Quamen Kathelyn Boyden Claeszoons dochter met Adriaen Aert Onnenzone haar man in de Leege Zwaluwe wonende. Jenneke wijlen Adriaen Boyden Claeszoons dochter met Jaspar Willem Corneliszone haar man ook in de Lege Zwaluwe wonende vhz, Joachim Henrick Michielszone als voogd en de voom. Jaspar Willem Corneliszone als toeziender, gesamentlijk i.n.v. Adriaenken, Jacobken, Adriane en Cornelie wijlen Michiel Henrick Michielszoons onbejaarde kinderen, daar moeder af is Mechtelt des voors. Wijlen Adriaen Boyden Claeszoons dochter. Er was een scheiding en deling tussen Mechtelt en haar kinderen, Marie wijlen Jan Boyden Claeszoons dochter met (Cornelis) Kerstiaen Anssemszone haar man in ter Heyde wonende, van welcke Kathelyn Boyden Claeszoons dochter en van Adriaen Boyden Claeszoons en van wijlen Jan Boyden Claeszoons heurder broeders kinderen voors. Moeder was wijlen Mechtelt Jan Mertensdochter, Jan Hadet blaeuwverwer en Jacob de Strueper Danelszone volder, samentlijk als gemachtigden i.n.v. Engele, Marie, Paulyne en Sophie gesusters, des voors. Jan Hadet dochteren daar moeder van was wijlen Marie Giels Jan Mertensdochter (proc Antwerpen 27-9-1560) Noch als gemachtigden van Anne, Marie en Elisabeth susters, wijlen Matheeus Giels Jan Mertenszoons dochters (proc. Oosterhout 09-12-1560) etc. etc.

GAB vestbrieven Breda R469, f.140, 06-10-1564

Quam Henrick Scheyf wijlen Peter Scheyfzonen en Jan Anthonis Wouterszonen beide onder de Hoogh Zwaluwe wonende als kerkmeester van de kerk van Zwaluwe etc.

GAB vestbrieven Breda R471, f.105, 06-10-1566

Quam Marie Jansdr Jans van Bavel met Huygh Andries Claes Zweerenz. Haar man op te Hooge Zwaluwe wonende, heeft vercoft aan Adriaen Petersz van Dongen brouwer alhier te Breda wonende 6 veertelen rogs sjaer, daerop zij Marie vercoopersse voorn. Sind haar vaders doot tegens haar twee broeders gedeelt is zoo zij zeyde. Die Cornelis Jan Beertsz. Nu ter tijt uitreyckt. Enkele rogs erfpachten van date 19-6-1555 en van 22-12-1562 en 6-8-1565 welke brieven hier overgeleverd.

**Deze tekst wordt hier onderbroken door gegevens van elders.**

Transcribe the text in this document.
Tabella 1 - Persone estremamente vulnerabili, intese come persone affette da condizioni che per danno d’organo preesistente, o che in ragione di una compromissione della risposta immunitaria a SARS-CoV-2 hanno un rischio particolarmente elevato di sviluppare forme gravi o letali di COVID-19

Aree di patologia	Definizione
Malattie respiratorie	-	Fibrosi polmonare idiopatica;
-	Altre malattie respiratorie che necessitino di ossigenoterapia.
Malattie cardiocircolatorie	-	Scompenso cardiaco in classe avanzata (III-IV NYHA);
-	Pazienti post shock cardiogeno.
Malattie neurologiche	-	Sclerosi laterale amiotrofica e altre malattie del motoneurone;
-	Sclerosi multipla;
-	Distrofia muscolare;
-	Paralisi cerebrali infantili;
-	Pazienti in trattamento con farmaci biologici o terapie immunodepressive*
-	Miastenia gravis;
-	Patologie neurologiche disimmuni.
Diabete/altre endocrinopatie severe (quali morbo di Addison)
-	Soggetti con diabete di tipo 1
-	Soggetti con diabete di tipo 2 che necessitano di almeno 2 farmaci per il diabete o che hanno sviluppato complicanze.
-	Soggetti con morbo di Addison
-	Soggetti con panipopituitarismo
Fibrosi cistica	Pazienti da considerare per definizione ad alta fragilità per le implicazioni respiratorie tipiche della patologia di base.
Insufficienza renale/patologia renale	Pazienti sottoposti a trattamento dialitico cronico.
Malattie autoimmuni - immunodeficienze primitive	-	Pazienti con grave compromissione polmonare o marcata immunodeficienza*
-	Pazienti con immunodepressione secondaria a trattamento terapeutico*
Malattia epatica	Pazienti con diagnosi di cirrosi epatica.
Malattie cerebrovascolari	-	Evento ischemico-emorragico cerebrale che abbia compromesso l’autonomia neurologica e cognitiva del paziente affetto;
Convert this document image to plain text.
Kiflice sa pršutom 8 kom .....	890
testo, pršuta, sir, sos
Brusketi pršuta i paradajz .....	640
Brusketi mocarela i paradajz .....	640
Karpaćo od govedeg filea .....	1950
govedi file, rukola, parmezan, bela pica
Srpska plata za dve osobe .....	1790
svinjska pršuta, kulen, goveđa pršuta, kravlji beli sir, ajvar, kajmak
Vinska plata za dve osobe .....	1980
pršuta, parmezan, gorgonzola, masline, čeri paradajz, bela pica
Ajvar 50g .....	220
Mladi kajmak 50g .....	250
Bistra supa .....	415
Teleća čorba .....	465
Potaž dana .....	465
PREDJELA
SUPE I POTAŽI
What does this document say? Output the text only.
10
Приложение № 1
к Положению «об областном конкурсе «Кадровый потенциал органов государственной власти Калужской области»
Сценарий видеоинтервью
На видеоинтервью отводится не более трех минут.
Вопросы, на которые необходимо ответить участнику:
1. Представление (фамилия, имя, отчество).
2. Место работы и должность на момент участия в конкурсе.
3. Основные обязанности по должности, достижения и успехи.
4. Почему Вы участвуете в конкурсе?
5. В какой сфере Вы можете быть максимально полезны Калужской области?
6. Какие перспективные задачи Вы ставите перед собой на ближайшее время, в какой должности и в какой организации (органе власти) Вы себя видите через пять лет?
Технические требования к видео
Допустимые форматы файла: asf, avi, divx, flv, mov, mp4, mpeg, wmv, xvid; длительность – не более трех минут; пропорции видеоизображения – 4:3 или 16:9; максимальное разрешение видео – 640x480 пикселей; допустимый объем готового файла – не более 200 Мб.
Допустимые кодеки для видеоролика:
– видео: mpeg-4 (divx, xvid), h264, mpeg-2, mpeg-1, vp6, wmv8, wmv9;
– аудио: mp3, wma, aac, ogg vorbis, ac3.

GAB vestbrieven Breda R471, f.105, 06-10-1566 220

Marie Jan Jansdochter van Bavel met haar man en voogd Huygen Andries Claes Zweeren, wonende opte Hoogh Zwaluwe, hebben aan Adriaen Peterszone van Dongen, brouwer te Breda, een erfpacht van 6 veertelen rogge per jaar verkocht, die aan Marie bij boedelscheiding met har 2 broers was toebedeeld.D erfpacht wordt nu ter tijd door Cornelis Jan Beertszone als volgt uitgereikt: 5 veertelen volgens de inhousd van 2 akten, die met deze akte zijn getransfigeerd, daterend van 22 december 1462 en 6 augustus 1465, het resterende veertel volgens de akte van 19 juni 1555.Gevest.

GAB vestbrieven Breda R480, f.22v, 08-02-1576

Quam Anssem Adriaen Peters van Dongen, heeft vercoft Bernaert Aelbrecht Ghorissone 5 veertelen rogs, die hem eertijts bij zijn vader Adriaen Petersz van Donegen in houwelijcx goeden bewezen zijn en die den zelven Adriaen zijn vader daer te voren onder andere bij Marie Jan Jans van Bavel met Huigen Andries Claes Zweren haar man en voogd vercoft is volgens schepenbrief dd. 27-04-1567

GAB vestbrieven Breda R813, f.37, 29-09-1578 attestatie!

Ter verzoecke van Adriaen Hubrecht Zangers wonende in de Zwaluwe, omtrent 25 jaar, om naar Walsland te gaan om de sprake te leren. Getuigen Christiaen Back Fransz weesmr. Te Breda, Cornelis Adriaen Rombouts en Dingeman Mathijs dingemansz beide schepenen van Terheyden.